A verdadeira razão de ser da Saúde Militar assenta na sua componente operacional, a qual visa a garantia das condições físicas e psíquicas dos efectivos militares, em particular no apoio às forças em operações ou em campanha.
 
Na vertente de prestação de cuidados de saúde primários, a Saúde Militar tem por finalidade não só a promoção e manutenção da saúde física e mental dos efectivos militares, como também a sua protecção dos riscos resultantes de factores adversos para a saúde, e ainda, a sua adaptação ao ambiente físico e psicológico característico do meio militar, de forma a permitir uma boa interface homem/máquina.
 
Integra ainda o SSM a componente de prestação de cuidados de saúde diferenciados, que se tem limitado a assegurar a prestação de cuidados de saúde hospitalares.

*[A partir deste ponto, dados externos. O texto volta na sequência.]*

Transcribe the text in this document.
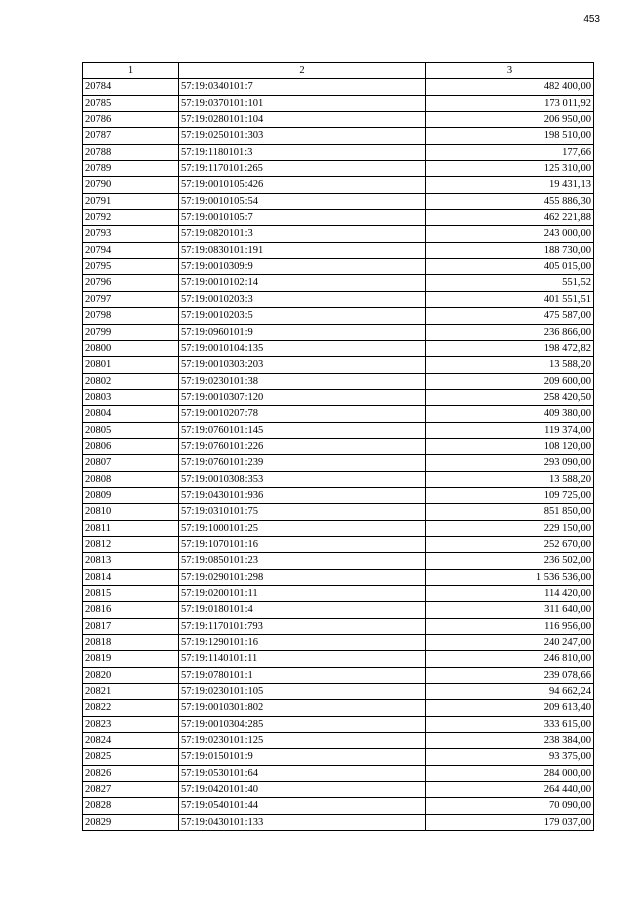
453
1	2	3
20784	57:19:0340101:7	482 400,00
20785	57:19:0370101:101	173 011,92
20786	57:19:0280101:104	206 950,00
20787	57:19:0250101:303	198 510,00
20788	57:19:1180101:3	177,66
20789	57:19:1170101:265	125 310,00
20790	57:19:0010105:426	19 431,13
20791	57:19:0010105:54	455 886,30
20792	57:19:0010105:7	462 221,88
20793	57:19:0820101:3	243 000,00
20794	57:19:0830101:191	188 730,00
20795	57:19:0010309:9	405 015,00
20796	57:19:0010102:14	551,52
20797	57:19:0010203:3	401 551,51
20798	57:19:0010203:5	475 587,00
20799	57:19:0960101:9	236 866,00
20800	57:19:0010104:135	198 472,82
20801	57:19:0010303:203	13 588,20
20802	57:19:0230101:38	209 600,00
20803	57:19:0010307:120	258 420,50
20804	57:19:0010207:78	409 380,00
20805	57:19:0760101:145	119 374,00
20806	57:19:0760101:226	108 120,00
20807	57:19:0760101:239	293 090,00
20808	57:19:0010308:353	13 588,20
20809	57:19:0430101:936	109 725,00
20810	57:19:0310101:75	851 850,00
20811	57:19:1000101:25	229 150,00
20812	57:19:1070101:16	252 670,00
20813	57:19:0850101:23	236 502,00
20814	57:19:0290101:298	1 536 536,00
20815	57:19:0200101:11	114 420,00
20816	57:19:0180101:4	311 640,00
20817	57:19:1170101:793	116 956,00
20818	57:19:1290101:16	240 247,00
20819	57:19:1140101:11	246 810,00
20820	57:19:0780101:1	239 078,66
20821	57:19:0230101:105	94 662,24
20822	57:19:0010301:802	209 613,40
20823	57:19:0010304:285	333 615,00
20824	57:19:0230101:125	238 384,00
20825	57:19:0150101:9	93 375,00
20826	57:19:0530101:64	284 000,00
20827	57:19:0420101:40	264 440,00
20828	57:19:0540101:44	70 090,00
20829	57:19:0430101:133	179 037,00
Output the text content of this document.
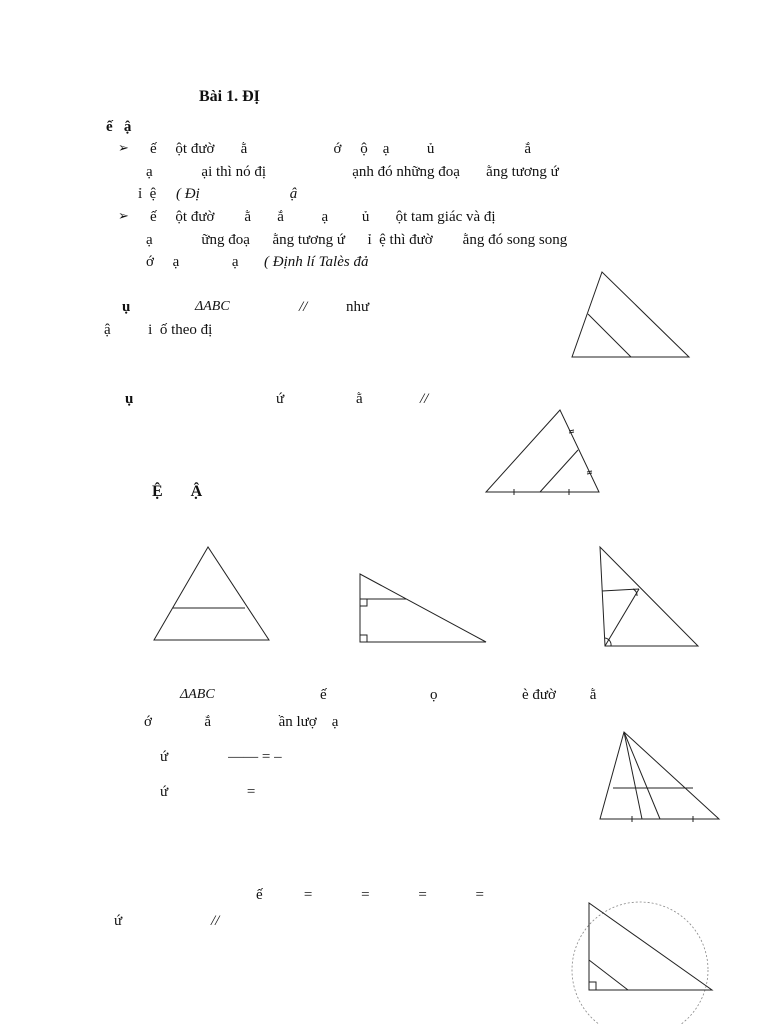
Bài 1. ĐỊ
ế   ậ
➢ ế     ột đườ       ằ                       ớ     ộ    ạ          ủ                        ắ
ạ             ại thì nó đị                       ạnh đó những đoạ       ằng tương ứ
ỉ  ệ ( Đị                        ậ
➢ ế     ột đườ        ằ       ắ          ạ         ủ       ột tam giác và đị
ạ             ững đoạ      ằng tương ứ      ỉ  ệ thì đườ        ằng đó song song
ớ     ạ              ạ ( Định lí Talès đả
ụ	ΔABC	//	như
ậ          i  ố theo đị
ụ	ứ	ằ	//
Ệ       Ậ
ΔABC	ế	ọ	è đườ         ằ
ớ              ắ                  ần lượ    ạ
ứ                —— = –
ứ                     =
ế           =             =             =             =
ứ	//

Se a existência deste nível de cuidados de saúde pode ser questionada enquanto componente da saúde militar, quer por critérios de pertinência e coerência com a missão quer por razões de racionalização de custos, é verdade também que outras vertentes essenciais não parecem ter sido devidamente equacionadas: (1) promover a introdução das inovações tecnológicas que se revelem custo-efectivas; (2) apoiar a investigação; (3) avaliar a qualidade dos cuidados; (4) assegurar o aperfeiçoamento dos níveis técnicos dos seus profissionais e (5) procurar soluções alternativas à clássica hospitalização.
 
As medidas a seguir sugeridas foram agrupadas em três níveis - estratégico, táctico e operacional, - pese embora considerando que, aos níveis táctico e operacional, só um diagnóstico rigoroso da situação permite enunciar me­didas concretas de forma sustentada e credível.
 
(1) Ao nível estratégico
1.  Definição das componentes que integram o Sistema de Saúde Militar:
- Apenas a componente operacional; ou
- A componente operacional e a componente de prestação de cuidados de saúde primários; ou
- A componente operacional mais as componentes de prestação de cuidados de saúde primários e de prestação de cuidados de saúde diferenciados (situação actual).
 
(2) Ao nível táctico
2.  Definição dos utentes do SSM;
3.  Definição de um modelo de formação para os diferentes grupos profissionais de saúde do SSM;
4.  Implementação de um modelo da qualidade;
5.  Aproveitamento integral da capacidade do SSM, considerando, quando justificado, a sua articulação com outras entidades.
 
(3) Ao nível operacional
1.  Redução da duplicação de valências, sem prejuízo de salvaguarda da capacidade de resposta à missão do SSM nos diferentes cenários de actuação previsíveis;
2.  Revisão da localização das unidades de saúde, considerando, por um lado, a previsível distribuição dos utentes, e, por outro, o recurso a novas tecnologias que reduzam os inconvenientes da dispersão e potenciem a exploração plena das capacidades disponíveis;
3.  Harmonização da formação dos diferentes profissionais de saúde do SSM, nas suas várias vertentes;
4.  Racionalização do abastecimento de material de saúde e produtos farmacêuticos, considerando a sua integração no Sistema Integrado de Gestão.
 
 
A Finalizar
 
Gostaria de terminar dizendo que considero a Saúde Militar essencial ao funcionamento e eficácia do sistema de forças. No entanto, é indispensável levar a cabo a sua reforma, tantas vezes adiada.
 
Não se escamoteiem os problemas e não se iludam as questões de modo a evitar que se opere a mudança para que tudo fique na mesma.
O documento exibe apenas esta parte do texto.